Grabbing the first 160 words (two 80-word chunks) from the 1790 and 1794 SOTUs, then comparing them subjectively with their respective charts revealed the following (image contains lots of text, also available as a markdown file on the GitHub repo (raw markdown)):
please visit markdown file link to read text contained within image

I have to say, these definitely pass the smell-test. 1790 is all congratulatory and full of lofty, philosophic patriotism, while 1794 is about insurrection and taxation. I was especially pleased that, even though 1794 contains a lot of what I would think are positive words (gracious, indulgence, heaven, riches, power, happiness, expedient, stability), the chart still depicts a negative number that is in-line with my subjective reading of the text.

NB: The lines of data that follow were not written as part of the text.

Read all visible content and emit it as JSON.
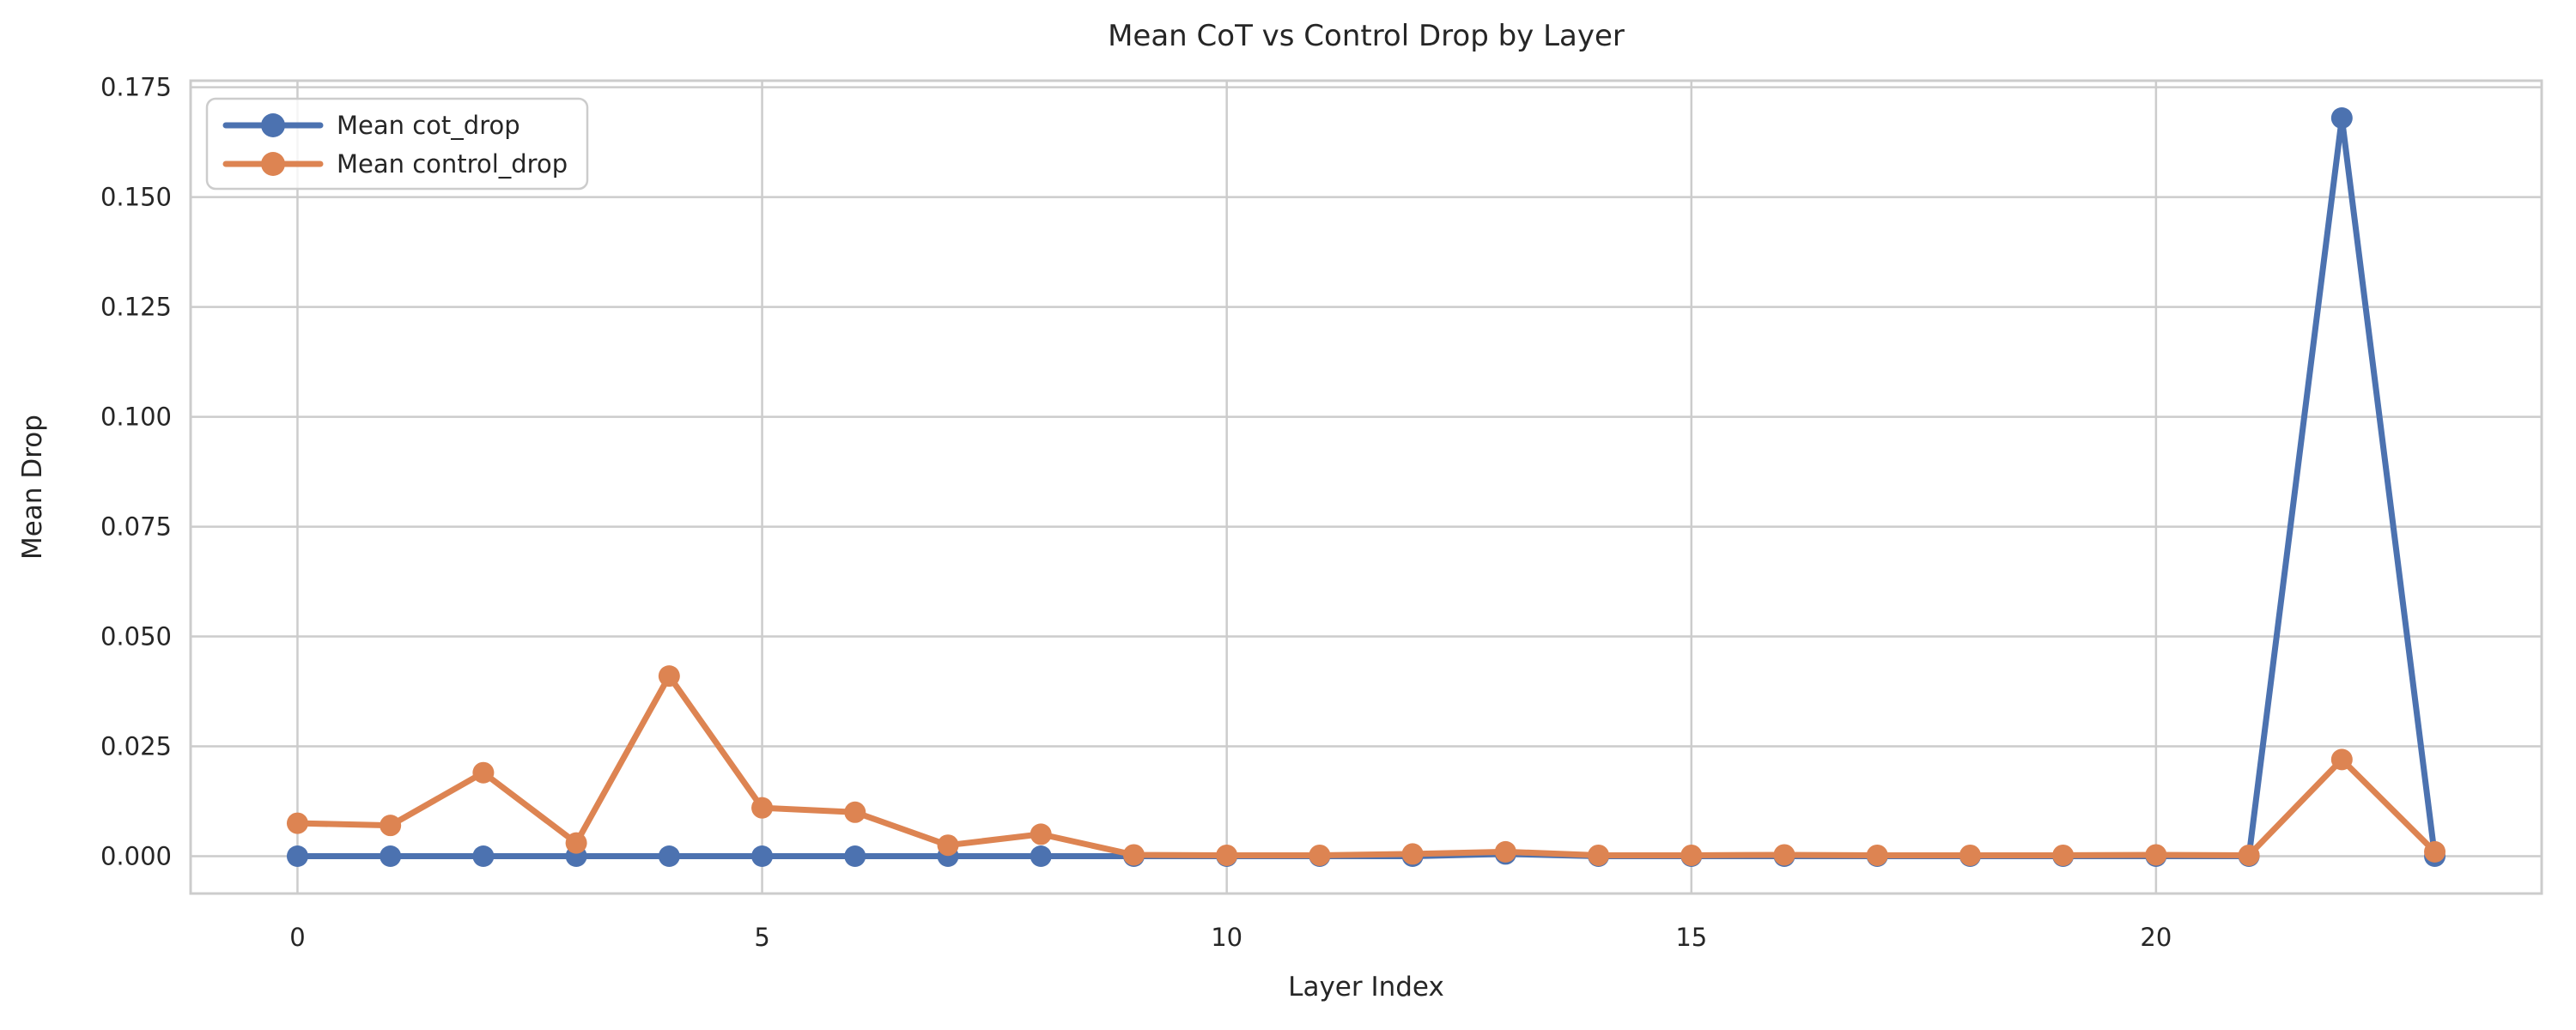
{
  "chart_data": {
    "type": "line",
    "title": "Mean CoT vs Control Drop by Layer",
    "xlabel": "Layer Index",
    "ylabel": "Mean Drop",
    "x": [
      0,
      1,
      2,
      3,
      4,
      5,
      6,
      7,
      8,
      9,
      10,
      11,
      12,
      13,
      14,
      15,
      16,
      17,
      18,
      19,
      20,
      21,
      22,
      23
    ],
    "series": [
      {
        "name": "Mean cot_drop",
        "color": "#4C72B0",
        "values": [
          0.0,
          0.0,
          0.0,
          0.0,
          0.0,
          0.0,
          0.0,
          0.0,
          0.0,
          0.0,
          0.0,
          0.0,
          0.0,
          0.0005,
          0.0,
          0.0,
          0.0,
          0.0,
          0.0,
          0.0,
          0.0,
          0.0,
          0.168,
          0.0
        ]
      },
      {
        "name": "Mean control_drop",
        "color": "#DD8452",
        "values": [
          0.0075,
          0.007,
          0.019,
          0.003,
          0.041,
          0.011,
          0.01,
          0.0025,
          0.005,
          0.0003,
          0.0002,
          0.0002,
          0.0005,
          0.001,
          0.0002,
          0.0002,
          0.0003,
          0.0002,
          0.0002,
          0.0002,
          0.0003,
          0.0002,
          0.022,
          0.001
        ]
      }
    ],
    "xticks": [
      {
        "label": "0",
        "value": 0
      },
      {
        "label": "5",
        "value": 5
      },
      {
        "label": "10",
        "value": 10
      },
      {
        "label": "15",
        "value": 15
      },
      {
        "label": "20",
        "value": 20
      }
    ],
    "yticks": [
      {
        "label": "0.000",
        "value": 0.0
      },
      {
        "label": "0.025",
        "value": 0.025
      },
      {
        "label": "0.050",
        "value": 0.05
      },
      {
        "label": "0.075",
        "value": 0.075
      },
      {
        "label": "0.100",
        "value": 0.1
      },
      {
        "label": "0.125",
        "value": 0.125
      },
      {
        "label": "0.150",
        "value": 0.15
      },
      {
        "label": "0.175",
        "value": 0.175
      }
    ],
    "xlim": [
      -1.15,
      24.15
    ],
    "ylim": [
      -0.0085,
      0.1765
    ],
    "grid": true,
    "legend_position": "upper left",
    "colors": {
      "grid": "#CCCCCC",
      "frame": "#CCCCCC",
      "text": "#262626",
      "background": "#FFFFFF"
    }
  }
}
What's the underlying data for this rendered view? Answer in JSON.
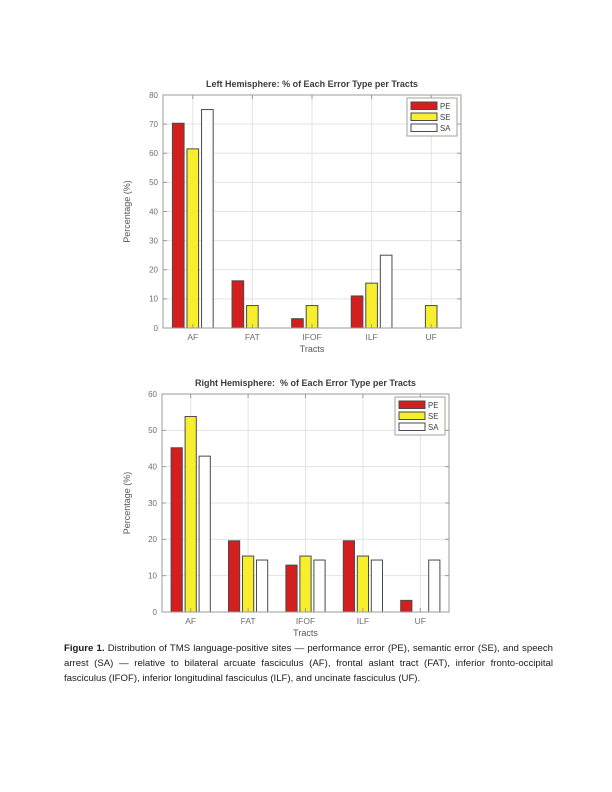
{
  "page": {
    "background": "#ffffff"
  },
  "caption": {
    "label": "Figure 1.",
    "text": "Distribution of TMS language-positive sites — performance error (PE), semantic error (SE), and speech arrest (SA) — relative to bilateral arcuate fasciculus (AF), frontal aslant tract (FAT), inferior fronto-occipital fasciculus (IFOF), inferior longitudinal fasciculus (ILF), and uncinate fasciculus (UF)."
  },
  "colors": {
    "pe_red": "#d41f1f",
    "se_yellow": "#f7ef2d",
    "sa_white": "#fefefe",
    "bar_edge": "#4a4a4a",
    "axis_box": "#9b9b9b",
    "grid": "#e3e3e3",
    "tick_label": "#6e6e6e",
    "axis_label": "#565656",
    "title": "#3c3c3c",
    "legend_border": "#a3a39a",
    "legend_bg": "#ffffff"
  },
  "chart_data": [
    {
      "type": "bar",
      "title": "Left Hemisphere: % of Each Error Type per Tracts",
      "xlabel": "Tracts",
      "ylabel": "Percentage (%)",
      "categories": [
        "AF",
        "FAT",
        "IFOF",
        "ILF",
        "UF"
      ],
      "series": [
        {
          "name": "PE",
          "color": "#d41f1f",
          "values": [
            70.3,
            16.2,
            3.2,
            11.0,
            0
          ]
        },
        {
          "name": "SE",
          "color": "#f7ef2d",
          "values": [
            61.5,
            7.7,
            7.7,
            15.4,
            7.7
          ]
        },
        {
          "name": "SA",
          "color": "#fefefe",
          "values": [
            75.0,
            0,
            0,
            25.0,
            0
          ]
        }
      ],
      "ylim": [
        0,
        80
      ],
      "ytick_step": 10,
      "grid": true,
      "legend": {
        "labels": [
          "PE",
          "SE",
          "SA"
        ],
        "position": "northeast"
      }
    },
    {
      "type": "bar",
      "title": "Right Hemisphere:  % of Each Error Type per Tracts",
      "xlabel": "Tracts",
      "ylabel": "Percentage (%)",
      "categories": [
        "AF",
        "FAT",
        "IFOF",
        "ILF",
        "UF"
      ],
      "series": [
        {
          "name": "PE",
          "color": "#d41f1f",
          "values": [
            45.2,
            19.6,
            12.9,
            19.6,
            3.2
          ]
        },
        {
          "name": "SE",
          "color": "#f7ef2d",
          "values": [
            53.8,
            15.4,
            15.4,
            15.4,
            0
          ]
        },
        {
          "name": "SA",
          "color": "#fefefe",
          "values": [
            42.9,
            14.3,
            14.3,
            14.3,
            14.3
          ]
        }
      ],
      "ylim": [
        0,
        60
      ],
      "ytick_step": 10,
      "grid": true,
      "legend": {
        "labels": [
          "PE",
          "SE",
          "SA"
        ],
        "position": "northeast"
      }
    }
  ]
}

Comparing Sentiment Lexicons

Like I mentioned, I have used two lexicons so far in these examples: "NRC" and "Bing" (not the search engine). It's not entirely clear (without more digging) how these lexicons were generated (NRC mentions "crowdsourcing" and Bing just says "compiled over many years starting from our first paper") but for now, I wanted to at least start by getting a feel for how they might differ. Especially as I'm dealing with texts where people are saying things like "nugatory" and "burthens" (or even just the difference in word choices even between Bush 43 and Obama), it's definitely possible that these lexicons won't be a good fit across over 200 years of texts.

Fortunately, the process from the "Sentiment Analysis with Tidy Data" that I was following had just the thing. I'm realizing that eventually I should make some kind of notebook for this code, and I'll omit it here, but basically I ended up with a chart comparing three different sentiment lexicons, AFINN, Bing et al. and NRC; each run over Washington's 1793 SOTU:

It's a good sign that the trends across the three analyses roughly track together. In general, it looks like AFINN skews more positive overall and is a little less volatile than the others, and obviously the three use different scales, but it's nice that the results weren't radically different. 

Lots more to come, but that's plenty for one post.